Guns are valued more than people
“This Is America” graphically depicts gun violence, with some claiming the video, in certain scenes, is trying to convey how firearms are treated with more respect than human lives. In the opening scenes, Glover shoots an unnamed person, execution style. In the following frame, the gun is carried off in a special cloth by a well-dressed man while the lifeless body is dragged away. Each time someone is shot, this same process takes place.
Terrorism as a growing threat
Similarly, the video points out the consistent presence of firearms when it comes to acts of terror. In addition to the aforementioned execution scene, the above shot, where members of a choir are singing, could be pointing to the 2015 Charleston Church Massacre. Here, the video potentially stresses that death by gun violence is not a one-off occurrence, more so when it comes to black Americans.
Notably before their death, the choir repeatedly sings, “Grandma told me/Get your money black man,” which has been attributed to religion’s encouragement of material obsession.
The return of Jim Crow
During the Jim Crow era – which legally enforced racial segregation in the South – minstrel shows and blackface were not uncommon. Here, some have drawn parallels between Gambino’s movements and that of an old Jim Crow poster.
The significance of dancing
Following suit, the video includes references to several popular dances both in the U.S. and across Africa. The South African Gwara Gwara and Blocboy JB’s dance flag are included while people riot in the background. This could be read as how people happily adopt black culture but turn a blind eye to the violence that affects black people.

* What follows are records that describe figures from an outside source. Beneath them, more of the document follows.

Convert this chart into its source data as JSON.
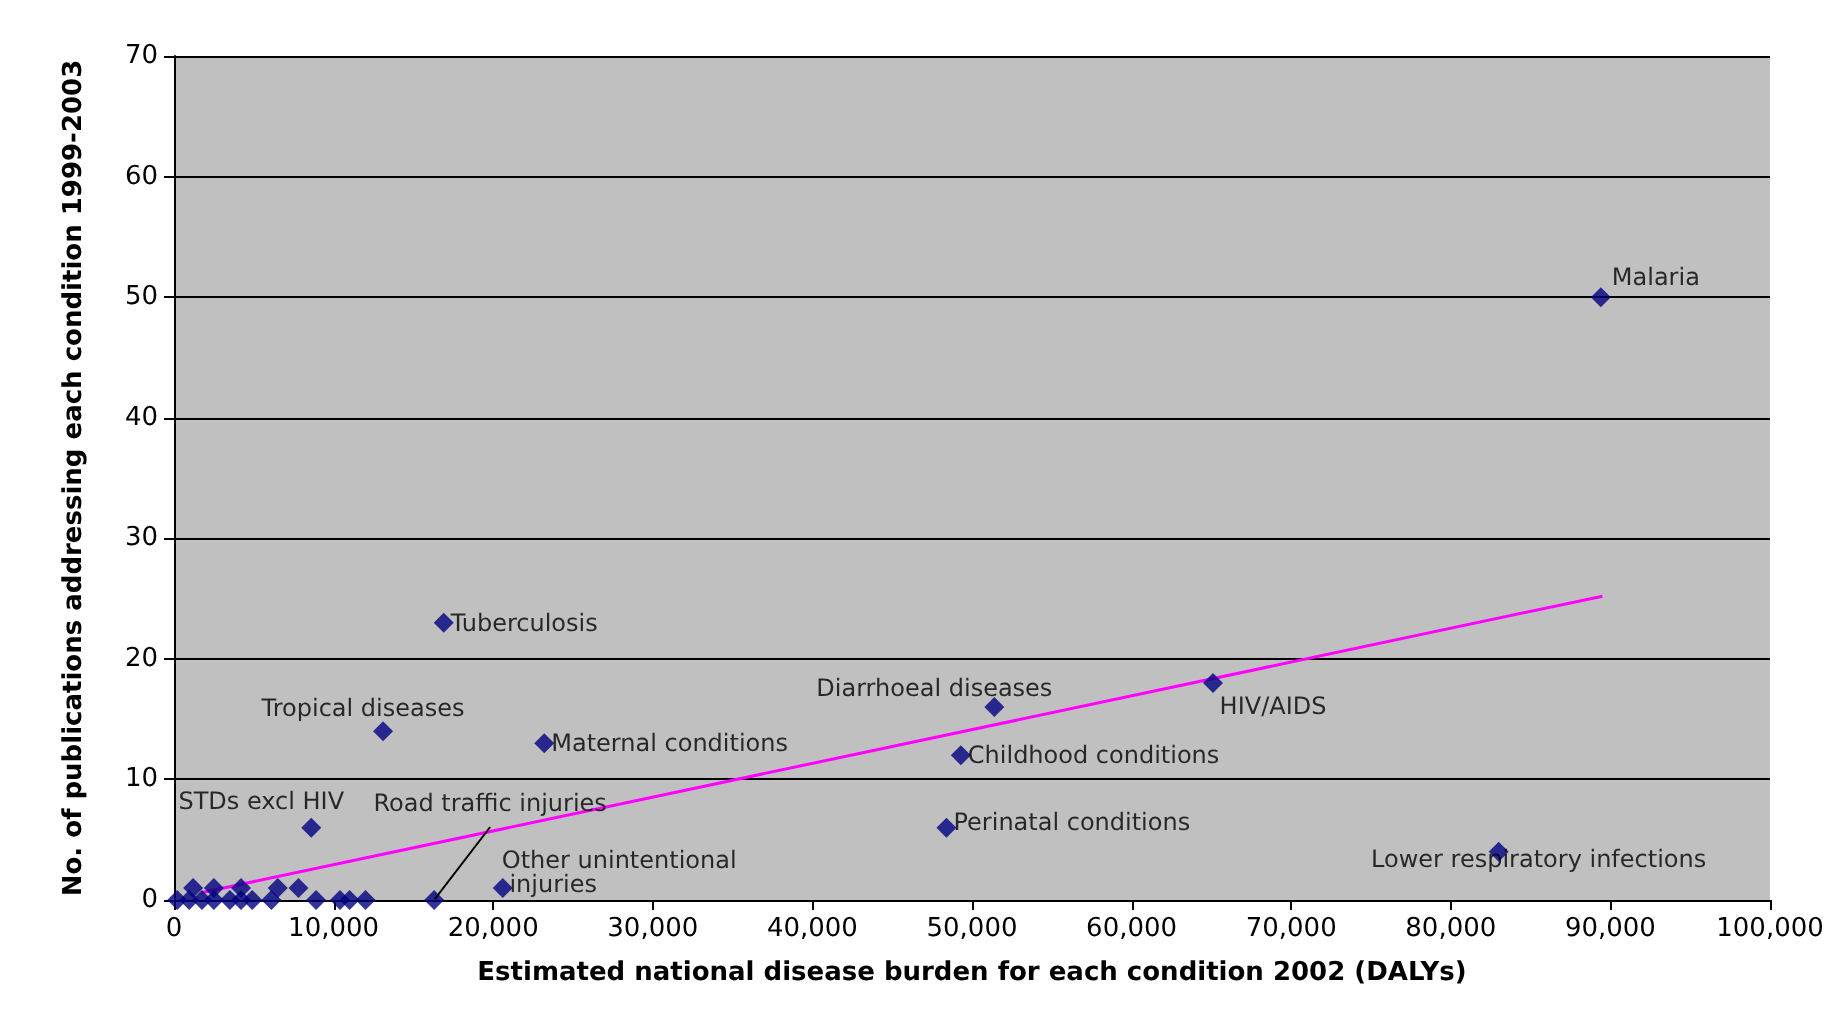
{
  "chart_data": {
    "type": "scatter",
    "xlabel": "Estimated national disease burden for each condition 2002 (DALYs)",
    "ylabel": "No. of publications addressing each condition 1999-2003",
    "xlim": [
      0,
      100000
    ],
    "xticks": [
      {
        "value": 0,
        "label": "0"
      },
      {
        "value": 10000,
        "label": "10,000"
      },
      {
        "value": 20000,
        "label": "20,000"
      },
      {
        "value": 30000,
        "label": "30,000"
      },
      {
        "value": 40000,
        "label": "40,000"
      },
      {
        "value": 50000,
        "label": "50,000"
      },
      {
        "value": 60000,
        "label": "60,000"
      },
      {
        "value": 70000,
        "label": "70,000"
      },
      {
        "value": 80000,
        "label": "80,000"
      },
      {
        "value": 90000,
        "label": "90,000"
      },
      {
        "value": 100000,
        "label": "100,000"
      }
    ],
    "ylim": [
      0,
      70
    ],
    "yticks": [
      0,
      10,
      20,
      30,
      40,
      50,
      60,
      70
    ],
    "grid": "y",
    "marker": "diamond",
    "series": [
      {
        "color": "#000080",
        "x": [
          200,
          950,
          1750,
          2500,
          3500,
          4200,
          4900,
          6100,
          8900,
          10400,
          11000,
          12000,
          16300,
          1200,
          2500,
          4200,
          6500,
          7800,
          8600,
          20600,
          16900,
          13100,
          23200,
          51400,
          49300,
          48400,
          65100,
          83000,
          89400
        ],
        "values": [
          0,
          0,
          0,
          0,
          0,
          0,
          0,
          0,
          0,
          0,
          0,
          0,
          0,
          1,
          1,
          1,
          1,
          1,
          6,
          1,
          23,
          14,
          13,
          16,
          12,
          6,
          18,
          4,
          50
        ]
      },
      {
        "type": "line",
        "color": "#ff00ff",
        "x": [
          1700,
          89500
        ],
        "values": [
          0.6,
          25.2
        ],
        "marker": "none"
      }
    ],
    "annotations": [
      {
        "text": "Malaria",
        "x": 89400,
        "y": 50
      },
      {
        "text": "Tuberculosis",
        "x": 16900,
        "y": 23
      },
      {
        "text": "Tropical diseases",
        "x": 13100,
        "y": 14
      },
      {
        "text": "Maternal conditions",
        "x": 23200,
        "y": 13
      },
      {
        "text": "Diarrhoeal diseases",
        "x": 51400,
        "y": 16
      },
      {
        "text": "HIV/AIDS",
        "x": 65100,
        "y": 18
      },
      {
        "text": "Childhood conditions",
        "x": 49300,
        "y": 12
      },
      {
        "text": "Perinatal conditions",
        "x": 48400,
        "y": 6
      },
      {
        "text": "Lower respiratory infections",
        "x": 83000,
        "y": 4
      },
      {
        "text": "STDs excl HIV",
        "x": 8600,
        "y": 6
      },
      {
        "text": "Road traffic injuries",
        "x": 16300,
        "y": 0
      },
      {
        "text": "Other unintentional injuries",
        "x": 20600,
        "y": 1
      }
    ]
  }
}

In the Bible, Revelations 6:8 (KJV) reads: “And I looked, and behold a pale horse: and the name that sat on him was Death, and Hell followed with him.” According to the scripture, the appearance of four horsemen signifies the oncoming apocalypse – with death represented by the final, white one. Unbeknownst to Gambino and his dancers, a white horse and a cop car appear in the corner of the frame.
On a lighter note, TDE’s SZA also makes an appearance in the video. The singer can be seen sitting on a car on the right in one of the end scenes.
Ad libs and features
A select group of artists are credited on the song. According to genius, “This is America” features adlibs from 21 Savage, Young Thug, BlocBoy JB, Rae Sremmurd’s Slim Jxmmi and Migos’ Quavo.
The Sunken Place
Last but not least, Gambino also makes a reference to Jordan Peele’s Get Out. The film – which also featured Gambino’s song “Redbone” – notably introduced the theory of the “sunken place,” in which marginalized people are aware of the violence that surrounds them, yet are powerless to stop it.
What are your thoughts on the video? Sound off in the comments below.
Elsewhere, Donald Glover is set to play Lando Calrissian in Solo: A Star Wars Story dropping in theaters May 25.